OdpowiedzUsuńpewnie zadowolony :D ja właśnie myślę co mojej kupić na wiosnę: hulajnogę czy rower biegowy :D a może jedno i drugie.
OdpowiedzUsuńBędzie idealna na wiosenne spacery :)
OdpowiedzUsuńZa dzieciaka też miałam hulajnogę, ile było zabawy i jeździłam w kółko po podwórku jak jeszcze nie pozwalali wyjść na jezdnię;D
OdpowiedzUsuńMamy podobne hulajnogi, sobie też kupiłam.

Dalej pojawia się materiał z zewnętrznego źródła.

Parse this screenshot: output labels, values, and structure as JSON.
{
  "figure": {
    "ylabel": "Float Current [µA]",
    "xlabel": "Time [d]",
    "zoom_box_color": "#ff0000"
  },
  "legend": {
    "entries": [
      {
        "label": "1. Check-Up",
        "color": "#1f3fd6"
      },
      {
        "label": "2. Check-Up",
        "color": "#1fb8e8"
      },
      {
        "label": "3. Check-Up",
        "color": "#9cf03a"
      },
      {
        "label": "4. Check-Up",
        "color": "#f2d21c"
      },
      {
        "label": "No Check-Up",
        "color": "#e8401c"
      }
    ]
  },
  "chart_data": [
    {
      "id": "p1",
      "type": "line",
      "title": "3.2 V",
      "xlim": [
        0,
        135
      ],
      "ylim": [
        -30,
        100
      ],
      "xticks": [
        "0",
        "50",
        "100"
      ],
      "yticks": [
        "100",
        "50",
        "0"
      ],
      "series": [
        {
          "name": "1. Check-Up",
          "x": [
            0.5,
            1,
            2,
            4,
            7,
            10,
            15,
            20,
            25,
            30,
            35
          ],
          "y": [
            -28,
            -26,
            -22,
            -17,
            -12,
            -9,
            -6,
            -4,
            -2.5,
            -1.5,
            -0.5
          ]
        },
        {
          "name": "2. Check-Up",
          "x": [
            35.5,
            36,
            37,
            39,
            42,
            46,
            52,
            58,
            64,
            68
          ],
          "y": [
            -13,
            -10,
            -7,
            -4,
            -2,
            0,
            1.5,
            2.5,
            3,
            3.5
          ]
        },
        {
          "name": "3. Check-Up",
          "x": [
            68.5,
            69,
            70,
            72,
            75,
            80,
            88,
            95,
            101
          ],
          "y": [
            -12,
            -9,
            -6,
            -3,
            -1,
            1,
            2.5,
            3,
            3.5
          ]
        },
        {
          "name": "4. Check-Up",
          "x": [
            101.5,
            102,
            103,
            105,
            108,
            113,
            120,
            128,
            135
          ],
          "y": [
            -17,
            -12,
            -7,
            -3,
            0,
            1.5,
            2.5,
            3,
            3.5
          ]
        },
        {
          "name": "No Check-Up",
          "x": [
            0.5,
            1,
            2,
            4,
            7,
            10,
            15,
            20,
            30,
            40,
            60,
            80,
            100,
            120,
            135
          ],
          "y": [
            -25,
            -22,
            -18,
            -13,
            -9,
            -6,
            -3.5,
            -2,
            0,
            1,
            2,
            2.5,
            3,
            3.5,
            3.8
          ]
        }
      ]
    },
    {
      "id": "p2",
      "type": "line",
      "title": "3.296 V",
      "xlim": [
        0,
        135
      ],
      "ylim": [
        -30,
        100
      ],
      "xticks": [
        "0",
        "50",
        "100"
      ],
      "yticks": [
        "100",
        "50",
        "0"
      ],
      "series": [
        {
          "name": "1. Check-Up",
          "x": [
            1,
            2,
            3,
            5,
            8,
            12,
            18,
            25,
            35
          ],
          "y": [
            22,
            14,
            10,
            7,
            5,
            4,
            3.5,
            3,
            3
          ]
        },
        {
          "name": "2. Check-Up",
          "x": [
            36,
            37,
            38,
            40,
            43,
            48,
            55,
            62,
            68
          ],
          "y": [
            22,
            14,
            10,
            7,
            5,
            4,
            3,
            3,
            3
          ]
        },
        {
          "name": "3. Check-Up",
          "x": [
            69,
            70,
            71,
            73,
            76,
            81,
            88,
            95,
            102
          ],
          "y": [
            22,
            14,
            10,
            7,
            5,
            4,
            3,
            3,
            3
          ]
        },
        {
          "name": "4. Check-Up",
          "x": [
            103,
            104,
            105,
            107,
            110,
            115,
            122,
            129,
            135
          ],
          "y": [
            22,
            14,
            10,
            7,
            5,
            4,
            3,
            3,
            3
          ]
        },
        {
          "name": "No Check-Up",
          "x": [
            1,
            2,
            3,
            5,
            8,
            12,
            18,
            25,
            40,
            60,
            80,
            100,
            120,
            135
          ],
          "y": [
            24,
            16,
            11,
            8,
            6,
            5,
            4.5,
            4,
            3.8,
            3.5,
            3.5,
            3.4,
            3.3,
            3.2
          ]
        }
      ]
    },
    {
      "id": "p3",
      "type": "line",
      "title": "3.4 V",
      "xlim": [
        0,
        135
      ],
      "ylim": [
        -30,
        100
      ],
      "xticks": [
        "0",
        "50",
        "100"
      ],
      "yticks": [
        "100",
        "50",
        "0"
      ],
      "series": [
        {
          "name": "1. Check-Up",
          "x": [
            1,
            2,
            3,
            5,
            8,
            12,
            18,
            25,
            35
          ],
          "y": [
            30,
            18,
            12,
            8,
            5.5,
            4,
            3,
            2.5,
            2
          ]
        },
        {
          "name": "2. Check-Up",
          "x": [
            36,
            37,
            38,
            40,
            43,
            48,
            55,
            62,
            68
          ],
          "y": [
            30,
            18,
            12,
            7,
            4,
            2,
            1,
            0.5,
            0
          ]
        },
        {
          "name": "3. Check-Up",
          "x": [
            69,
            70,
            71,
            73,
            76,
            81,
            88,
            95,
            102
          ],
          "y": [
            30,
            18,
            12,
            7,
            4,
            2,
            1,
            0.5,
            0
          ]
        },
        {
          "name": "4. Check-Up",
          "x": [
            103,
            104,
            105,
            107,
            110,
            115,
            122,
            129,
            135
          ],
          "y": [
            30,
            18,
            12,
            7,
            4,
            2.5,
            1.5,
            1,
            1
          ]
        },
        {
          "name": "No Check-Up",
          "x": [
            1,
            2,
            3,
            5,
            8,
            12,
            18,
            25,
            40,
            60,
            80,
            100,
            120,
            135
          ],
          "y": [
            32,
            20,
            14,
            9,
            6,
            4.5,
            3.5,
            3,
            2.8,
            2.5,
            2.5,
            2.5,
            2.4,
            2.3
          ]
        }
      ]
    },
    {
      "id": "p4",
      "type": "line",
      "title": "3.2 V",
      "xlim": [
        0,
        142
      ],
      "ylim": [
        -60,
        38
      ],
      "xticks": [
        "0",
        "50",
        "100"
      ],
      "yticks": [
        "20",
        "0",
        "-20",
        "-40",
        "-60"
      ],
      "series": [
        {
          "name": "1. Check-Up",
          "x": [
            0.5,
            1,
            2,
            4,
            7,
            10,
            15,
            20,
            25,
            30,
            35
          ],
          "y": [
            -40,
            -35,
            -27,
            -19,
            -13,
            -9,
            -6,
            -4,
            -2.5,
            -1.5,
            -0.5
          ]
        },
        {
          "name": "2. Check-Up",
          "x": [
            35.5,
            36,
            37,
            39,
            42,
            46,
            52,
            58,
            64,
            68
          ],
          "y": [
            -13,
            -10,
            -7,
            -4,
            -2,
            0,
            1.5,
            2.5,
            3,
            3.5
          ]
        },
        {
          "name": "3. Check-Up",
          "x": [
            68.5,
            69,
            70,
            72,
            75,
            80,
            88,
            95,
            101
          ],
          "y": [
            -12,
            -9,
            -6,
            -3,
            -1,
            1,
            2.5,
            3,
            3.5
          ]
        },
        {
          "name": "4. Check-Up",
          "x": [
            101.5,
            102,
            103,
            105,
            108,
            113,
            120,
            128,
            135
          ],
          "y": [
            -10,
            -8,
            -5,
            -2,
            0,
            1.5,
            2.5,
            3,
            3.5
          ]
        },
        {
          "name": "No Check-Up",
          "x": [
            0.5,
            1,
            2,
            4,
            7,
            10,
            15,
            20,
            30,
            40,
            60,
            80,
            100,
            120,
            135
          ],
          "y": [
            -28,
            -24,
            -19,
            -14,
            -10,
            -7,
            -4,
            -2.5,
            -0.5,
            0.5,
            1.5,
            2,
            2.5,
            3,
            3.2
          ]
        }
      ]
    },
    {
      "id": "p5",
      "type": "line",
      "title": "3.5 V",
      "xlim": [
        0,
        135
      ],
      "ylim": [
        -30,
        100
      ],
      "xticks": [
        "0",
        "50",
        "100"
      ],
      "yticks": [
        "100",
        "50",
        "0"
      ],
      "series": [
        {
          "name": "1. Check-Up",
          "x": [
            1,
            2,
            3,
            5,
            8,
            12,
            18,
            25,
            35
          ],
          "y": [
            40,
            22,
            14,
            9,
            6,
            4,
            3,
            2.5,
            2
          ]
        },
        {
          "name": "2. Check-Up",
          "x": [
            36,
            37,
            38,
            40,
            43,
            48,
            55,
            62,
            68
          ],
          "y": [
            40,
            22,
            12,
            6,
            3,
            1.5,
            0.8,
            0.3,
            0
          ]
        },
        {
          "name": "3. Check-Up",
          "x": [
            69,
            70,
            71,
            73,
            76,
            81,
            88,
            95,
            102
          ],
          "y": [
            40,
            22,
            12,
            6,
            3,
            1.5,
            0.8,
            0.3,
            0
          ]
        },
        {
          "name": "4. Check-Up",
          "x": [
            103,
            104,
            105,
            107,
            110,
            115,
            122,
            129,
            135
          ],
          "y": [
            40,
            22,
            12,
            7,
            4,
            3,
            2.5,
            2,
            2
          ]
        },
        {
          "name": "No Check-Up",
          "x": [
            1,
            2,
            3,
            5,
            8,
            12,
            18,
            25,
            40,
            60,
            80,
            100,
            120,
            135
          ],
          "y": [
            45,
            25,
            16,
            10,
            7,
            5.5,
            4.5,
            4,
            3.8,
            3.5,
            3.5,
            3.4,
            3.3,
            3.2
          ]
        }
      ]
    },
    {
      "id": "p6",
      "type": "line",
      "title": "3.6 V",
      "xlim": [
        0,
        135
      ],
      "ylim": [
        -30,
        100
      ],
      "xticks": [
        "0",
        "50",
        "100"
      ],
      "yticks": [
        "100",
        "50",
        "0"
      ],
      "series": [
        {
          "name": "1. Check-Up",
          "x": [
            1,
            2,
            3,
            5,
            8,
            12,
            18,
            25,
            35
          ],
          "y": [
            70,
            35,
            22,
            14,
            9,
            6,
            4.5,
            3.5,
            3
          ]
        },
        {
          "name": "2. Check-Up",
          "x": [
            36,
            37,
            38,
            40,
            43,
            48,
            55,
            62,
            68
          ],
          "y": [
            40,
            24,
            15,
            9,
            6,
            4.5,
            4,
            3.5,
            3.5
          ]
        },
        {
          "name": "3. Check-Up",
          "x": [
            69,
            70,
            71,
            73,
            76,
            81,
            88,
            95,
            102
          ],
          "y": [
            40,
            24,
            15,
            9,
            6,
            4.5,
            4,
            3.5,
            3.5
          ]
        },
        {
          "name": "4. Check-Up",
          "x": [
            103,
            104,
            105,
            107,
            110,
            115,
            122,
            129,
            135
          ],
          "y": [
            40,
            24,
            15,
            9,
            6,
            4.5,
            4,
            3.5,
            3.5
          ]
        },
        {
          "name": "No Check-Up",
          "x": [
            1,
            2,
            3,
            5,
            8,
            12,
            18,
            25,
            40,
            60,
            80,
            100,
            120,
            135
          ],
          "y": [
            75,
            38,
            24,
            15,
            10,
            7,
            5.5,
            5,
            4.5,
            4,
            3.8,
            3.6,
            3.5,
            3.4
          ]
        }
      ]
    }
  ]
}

Latem śmigamy na dłuższe wycieczki hulajnogami. Ależ później się dobrze spi
OdpowiedzUsuńSama kiedys na takiej smigalam :D
OdpowiedzUsuńHulajnoga jest swietna :)
OdpowiedzUsuńŚwietnie, że lubicie aktywnie spędzać czas! Miejmy nadzieje, że niedługo przyjdzie upragniona wiosna i Antoś będzie mógł pochwalić się kolegom i koleżanko swoją piękną hulajnogą.